Rolls-Royce apologizes for bribery scandal and pays huge fine

Rolls-Royce apologizes for bribery scandal and pays huge fine
British engineering company Rolls-Royce has agreed to pay a record £671 million ($830 million) to British, US and Brazilian authorities to settle bribery and corruption allegations.

The company said it “apologized unreservedly for the conduct which has been uncovered.”

The three countries launched the investigation five years ago, as they suspected Rolls-Royce of hiring intermediaries to pay bribes to win better contracts internationally.

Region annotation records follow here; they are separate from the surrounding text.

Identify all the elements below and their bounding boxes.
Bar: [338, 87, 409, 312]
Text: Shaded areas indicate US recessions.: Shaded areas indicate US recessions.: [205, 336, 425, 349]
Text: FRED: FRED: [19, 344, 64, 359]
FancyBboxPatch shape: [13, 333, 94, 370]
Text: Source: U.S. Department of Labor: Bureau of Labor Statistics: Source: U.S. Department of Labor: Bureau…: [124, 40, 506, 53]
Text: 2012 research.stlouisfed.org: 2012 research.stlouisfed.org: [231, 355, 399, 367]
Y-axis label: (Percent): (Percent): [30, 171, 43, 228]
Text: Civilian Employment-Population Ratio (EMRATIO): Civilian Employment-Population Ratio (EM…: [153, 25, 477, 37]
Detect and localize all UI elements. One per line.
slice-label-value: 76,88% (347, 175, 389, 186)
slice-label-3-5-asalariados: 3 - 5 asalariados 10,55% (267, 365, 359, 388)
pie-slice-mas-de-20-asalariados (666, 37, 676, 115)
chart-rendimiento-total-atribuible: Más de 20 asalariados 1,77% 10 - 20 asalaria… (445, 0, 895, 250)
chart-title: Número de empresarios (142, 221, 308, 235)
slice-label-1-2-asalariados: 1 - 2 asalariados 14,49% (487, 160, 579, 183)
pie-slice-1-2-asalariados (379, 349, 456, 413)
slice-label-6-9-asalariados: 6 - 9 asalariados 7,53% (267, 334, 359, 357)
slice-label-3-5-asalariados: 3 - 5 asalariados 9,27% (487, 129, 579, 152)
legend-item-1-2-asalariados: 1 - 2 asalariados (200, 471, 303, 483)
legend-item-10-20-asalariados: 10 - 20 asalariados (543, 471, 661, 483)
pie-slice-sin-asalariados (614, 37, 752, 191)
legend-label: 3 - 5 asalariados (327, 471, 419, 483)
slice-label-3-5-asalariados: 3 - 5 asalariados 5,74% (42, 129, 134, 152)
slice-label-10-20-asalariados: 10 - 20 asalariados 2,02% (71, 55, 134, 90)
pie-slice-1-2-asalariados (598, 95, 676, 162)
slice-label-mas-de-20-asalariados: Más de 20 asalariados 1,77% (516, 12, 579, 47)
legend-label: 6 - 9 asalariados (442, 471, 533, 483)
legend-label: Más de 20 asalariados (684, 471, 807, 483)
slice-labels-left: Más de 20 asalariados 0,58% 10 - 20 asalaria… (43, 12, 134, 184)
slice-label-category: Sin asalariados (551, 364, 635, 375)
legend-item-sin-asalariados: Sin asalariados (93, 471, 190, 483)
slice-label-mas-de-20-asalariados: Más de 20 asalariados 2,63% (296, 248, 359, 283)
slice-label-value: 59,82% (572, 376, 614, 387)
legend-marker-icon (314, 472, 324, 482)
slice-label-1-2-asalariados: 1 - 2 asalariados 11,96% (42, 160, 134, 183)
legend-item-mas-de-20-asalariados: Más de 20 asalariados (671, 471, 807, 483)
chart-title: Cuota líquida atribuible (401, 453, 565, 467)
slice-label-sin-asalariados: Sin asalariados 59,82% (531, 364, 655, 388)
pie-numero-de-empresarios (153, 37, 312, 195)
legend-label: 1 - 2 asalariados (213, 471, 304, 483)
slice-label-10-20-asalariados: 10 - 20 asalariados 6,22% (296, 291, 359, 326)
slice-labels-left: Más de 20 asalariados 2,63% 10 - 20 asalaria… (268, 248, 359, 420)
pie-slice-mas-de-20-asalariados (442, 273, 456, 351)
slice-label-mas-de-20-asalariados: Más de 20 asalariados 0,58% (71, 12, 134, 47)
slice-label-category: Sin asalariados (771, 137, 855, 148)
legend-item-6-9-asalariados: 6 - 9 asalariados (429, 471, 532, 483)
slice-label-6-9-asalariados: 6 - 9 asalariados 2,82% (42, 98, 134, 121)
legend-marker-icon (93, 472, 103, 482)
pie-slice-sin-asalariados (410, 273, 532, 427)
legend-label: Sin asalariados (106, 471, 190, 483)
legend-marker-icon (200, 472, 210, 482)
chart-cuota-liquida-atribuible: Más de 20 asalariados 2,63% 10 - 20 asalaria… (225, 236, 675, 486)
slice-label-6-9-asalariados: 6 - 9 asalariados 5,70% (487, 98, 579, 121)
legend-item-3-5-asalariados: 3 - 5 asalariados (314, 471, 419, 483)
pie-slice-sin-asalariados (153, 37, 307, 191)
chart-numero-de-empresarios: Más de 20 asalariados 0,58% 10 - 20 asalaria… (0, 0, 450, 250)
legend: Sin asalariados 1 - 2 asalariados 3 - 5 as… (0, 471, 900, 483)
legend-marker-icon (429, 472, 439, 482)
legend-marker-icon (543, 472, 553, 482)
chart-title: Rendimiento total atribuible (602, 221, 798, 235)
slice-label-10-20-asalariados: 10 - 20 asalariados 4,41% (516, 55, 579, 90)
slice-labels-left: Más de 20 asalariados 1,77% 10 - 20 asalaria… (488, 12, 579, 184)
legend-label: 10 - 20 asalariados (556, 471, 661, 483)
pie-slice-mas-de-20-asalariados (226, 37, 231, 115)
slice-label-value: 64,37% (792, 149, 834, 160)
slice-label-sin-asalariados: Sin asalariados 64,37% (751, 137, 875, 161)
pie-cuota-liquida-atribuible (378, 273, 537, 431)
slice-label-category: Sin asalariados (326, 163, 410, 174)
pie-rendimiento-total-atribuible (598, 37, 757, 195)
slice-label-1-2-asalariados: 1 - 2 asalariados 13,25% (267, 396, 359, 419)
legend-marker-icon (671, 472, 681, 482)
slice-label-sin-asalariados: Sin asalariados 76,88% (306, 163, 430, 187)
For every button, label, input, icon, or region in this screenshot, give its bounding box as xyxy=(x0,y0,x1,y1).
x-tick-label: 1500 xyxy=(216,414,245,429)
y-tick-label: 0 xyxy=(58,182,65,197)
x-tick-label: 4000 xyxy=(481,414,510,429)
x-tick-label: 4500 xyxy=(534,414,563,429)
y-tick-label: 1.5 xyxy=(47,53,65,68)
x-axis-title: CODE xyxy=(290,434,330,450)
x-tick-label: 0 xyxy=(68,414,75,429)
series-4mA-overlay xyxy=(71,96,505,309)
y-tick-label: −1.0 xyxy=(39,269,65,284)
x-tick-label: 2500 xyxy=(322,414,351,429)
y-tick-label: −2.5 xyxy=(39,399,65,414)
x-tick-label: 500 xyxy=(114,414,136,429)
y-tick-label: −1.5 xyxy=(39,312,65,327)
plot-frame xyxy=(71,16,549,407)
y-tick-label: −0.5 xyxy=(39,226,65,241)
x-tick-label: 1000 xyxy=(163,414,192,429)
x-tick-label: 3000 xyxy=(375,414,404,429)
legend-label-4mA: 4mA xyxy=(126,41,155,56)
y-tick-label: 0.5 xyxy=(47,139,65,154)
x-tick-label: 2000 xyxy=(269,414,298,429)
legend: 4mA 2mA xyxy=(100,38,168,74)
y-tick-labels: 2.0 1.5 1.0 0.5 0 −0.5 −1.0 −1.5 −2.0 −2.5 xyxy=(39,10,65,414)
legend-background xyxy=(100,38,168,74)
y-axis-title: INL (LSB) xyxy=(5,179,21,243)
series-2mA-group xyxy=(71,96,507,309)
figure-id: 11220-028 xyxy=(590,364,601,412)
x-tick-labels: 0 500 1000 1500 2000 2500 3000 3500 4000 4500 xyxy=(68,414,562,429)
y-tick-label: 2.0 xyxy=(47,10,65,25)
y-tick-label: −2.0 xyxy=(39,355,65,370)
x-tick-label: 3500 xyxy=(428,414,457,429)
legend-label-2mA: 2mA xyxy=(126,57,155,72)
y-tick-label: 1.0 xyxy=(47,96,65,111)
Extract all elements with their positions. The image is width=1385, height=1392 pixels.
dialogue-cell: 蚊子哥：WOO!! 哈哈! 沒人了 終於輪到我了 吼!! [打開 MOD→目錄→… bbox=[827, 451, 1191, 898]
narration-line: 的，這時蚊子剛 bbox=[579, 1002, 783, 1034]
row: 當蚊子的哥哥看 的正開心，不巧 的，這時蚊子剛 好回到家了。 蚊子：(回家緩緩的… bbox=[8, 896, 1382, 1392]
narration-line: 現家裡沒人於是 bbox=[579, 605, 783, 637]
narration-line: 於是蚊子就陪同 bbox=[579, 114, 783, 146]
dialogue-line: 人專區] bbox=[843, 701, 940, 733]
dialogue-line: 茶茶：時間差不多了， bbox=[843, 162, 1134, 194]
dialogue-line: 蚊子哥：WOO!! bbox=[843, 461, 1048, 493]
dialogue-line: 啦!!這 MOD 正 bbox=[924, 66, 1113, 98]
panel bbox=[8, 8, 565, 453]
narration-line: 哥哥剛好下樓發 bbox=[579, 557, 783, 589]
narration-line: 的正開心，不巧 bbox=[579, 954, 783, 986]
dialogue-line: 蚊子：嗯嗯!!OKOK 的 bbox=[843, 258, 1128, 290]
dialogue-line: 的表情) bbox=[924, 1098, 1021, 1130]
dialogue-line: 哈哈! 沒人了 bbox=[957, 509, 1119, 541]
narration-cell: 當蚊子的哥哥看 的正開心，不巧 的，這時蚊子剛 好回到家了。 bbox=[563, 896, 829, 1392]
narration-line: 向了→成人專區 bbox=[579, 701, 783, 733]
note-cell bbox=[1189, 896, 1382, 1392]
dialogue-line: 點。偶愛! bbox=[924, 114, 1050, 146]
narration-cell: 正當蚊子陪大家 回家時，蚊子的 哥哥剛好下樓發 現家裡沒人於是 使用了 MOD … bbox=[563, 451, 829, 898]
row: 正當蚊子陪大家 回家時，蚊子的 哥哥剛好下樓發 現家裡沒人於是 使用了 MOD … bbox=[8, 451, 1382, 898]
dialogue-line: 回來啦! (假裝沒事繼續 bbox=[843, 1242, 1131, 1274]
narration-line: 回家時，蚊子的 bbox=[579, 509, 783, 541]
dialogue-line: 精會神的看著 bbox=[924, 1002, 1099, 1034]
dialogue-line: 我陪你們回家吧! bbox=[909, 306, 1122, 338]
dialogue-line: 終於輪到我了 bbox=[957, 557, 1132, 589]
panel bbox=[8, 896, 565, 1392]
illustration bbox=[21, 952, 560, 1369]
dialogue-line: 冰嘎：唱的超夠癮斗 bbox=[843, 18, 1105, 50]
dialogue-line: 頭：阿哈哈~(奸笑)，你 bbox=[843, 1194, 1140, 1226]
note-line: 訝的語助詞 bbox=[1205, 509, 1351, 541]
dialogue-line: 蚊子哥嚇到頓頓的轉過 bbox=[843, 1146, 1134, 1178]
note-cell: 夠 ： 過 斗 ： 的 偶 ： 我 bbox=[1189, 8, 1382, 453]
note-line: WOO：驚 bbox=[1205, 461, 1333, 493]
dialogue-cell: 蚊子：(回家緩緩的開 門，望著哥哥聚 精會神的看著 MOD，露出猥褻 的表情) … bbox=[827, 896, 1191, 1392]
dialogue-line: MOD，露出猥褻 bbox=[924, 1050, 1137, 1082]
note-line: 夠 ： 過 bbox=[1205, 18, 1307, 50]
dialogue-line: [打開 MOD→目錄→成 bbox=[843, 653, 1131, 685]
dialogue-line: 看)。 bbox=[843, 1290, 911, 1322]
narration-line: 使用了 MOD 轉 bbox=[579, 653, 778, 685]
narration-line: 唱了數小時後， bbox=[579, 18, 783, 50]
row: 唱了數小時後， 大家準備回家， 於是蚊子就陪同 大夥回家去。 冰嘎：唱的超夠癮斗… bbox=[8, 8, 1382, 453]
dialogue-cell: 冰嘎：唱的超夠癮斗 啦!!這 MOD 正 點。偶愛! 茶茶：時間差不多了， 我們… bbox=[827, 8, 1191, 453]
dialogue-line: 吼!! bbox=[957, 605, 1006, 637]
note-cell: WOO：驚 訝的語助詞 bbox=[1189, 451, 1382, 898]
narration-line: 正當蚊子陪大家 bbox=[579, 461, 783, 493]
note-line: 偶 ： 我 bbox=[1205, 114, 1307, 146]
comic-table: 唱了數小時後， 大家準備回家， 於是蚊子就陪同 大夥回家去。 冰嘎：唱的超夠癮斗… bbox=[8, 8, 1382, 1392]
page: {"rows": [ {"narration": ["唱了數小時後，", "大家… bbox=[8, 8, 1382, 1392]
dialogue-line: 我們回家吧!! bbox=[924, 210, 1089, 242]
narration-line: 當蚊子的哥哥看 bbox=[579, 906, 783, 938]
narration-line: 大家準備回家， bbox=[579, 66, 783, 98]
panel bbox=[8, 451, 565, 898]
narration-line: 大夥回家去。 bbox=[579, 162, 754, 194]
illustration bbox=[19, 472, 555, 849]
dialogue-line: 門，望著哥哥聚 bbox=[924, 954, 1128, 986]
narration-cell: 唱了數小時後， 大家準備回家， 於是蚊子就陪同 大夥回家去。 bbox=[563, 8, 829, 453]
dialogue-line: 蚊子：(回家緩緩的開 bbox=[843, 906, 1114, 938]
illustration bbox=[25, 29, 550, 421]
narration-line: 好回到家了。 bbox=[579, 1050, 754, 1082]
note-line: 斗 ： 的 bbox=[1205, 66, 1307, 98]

According to Britain’s Serious Fraud Office (SFO), this is the “largest individual investigation conducted by the SFO to date.”

The SFO concluded that in Indonesia, senior Rolls-Royce employees agreed to pay $2.25 million and give a Rolls-Royce Silver Spirit car to an intermediary in exchange for a “favor to Rolls-Royce on a contract” for Trent aero engines. Separately, the British firm bribed a rival bidder to submit an uncompetitive bid to keep the contract.

In China, Rolls-Royce paid $5 million to CES, a state-owned Chinese airline, while negotiating the sale of T700 engines. The company agreed to provide the Chinese with a two-week MBA course at Columbia University, and "four-star accommodation and lavish extracurricular activities."

In Russia, Rolls-Royce won a contract to supply equipment to the state-owned gas company Gazprom by paying a senior Gazprom official, the SFO concluded.

Similar misconduct was uncovered in Thailand, India and Nigeria.

Brian Leveson, the president of the Queen’s Bench Division of the High Court, said if Rolls-Royce had not been prosecuted, it would be hard to pursue any other company in the future.

“My reaction when first considering these papers was that if Rolls-Royce were not to be prosecuted in the context of such egregious criminality over decades, involving countries around the world, making truly vast corrupt payments and, consequentially, even greater profits, then it was difficult to see when any company would be prosecuted,” he said in his judgment.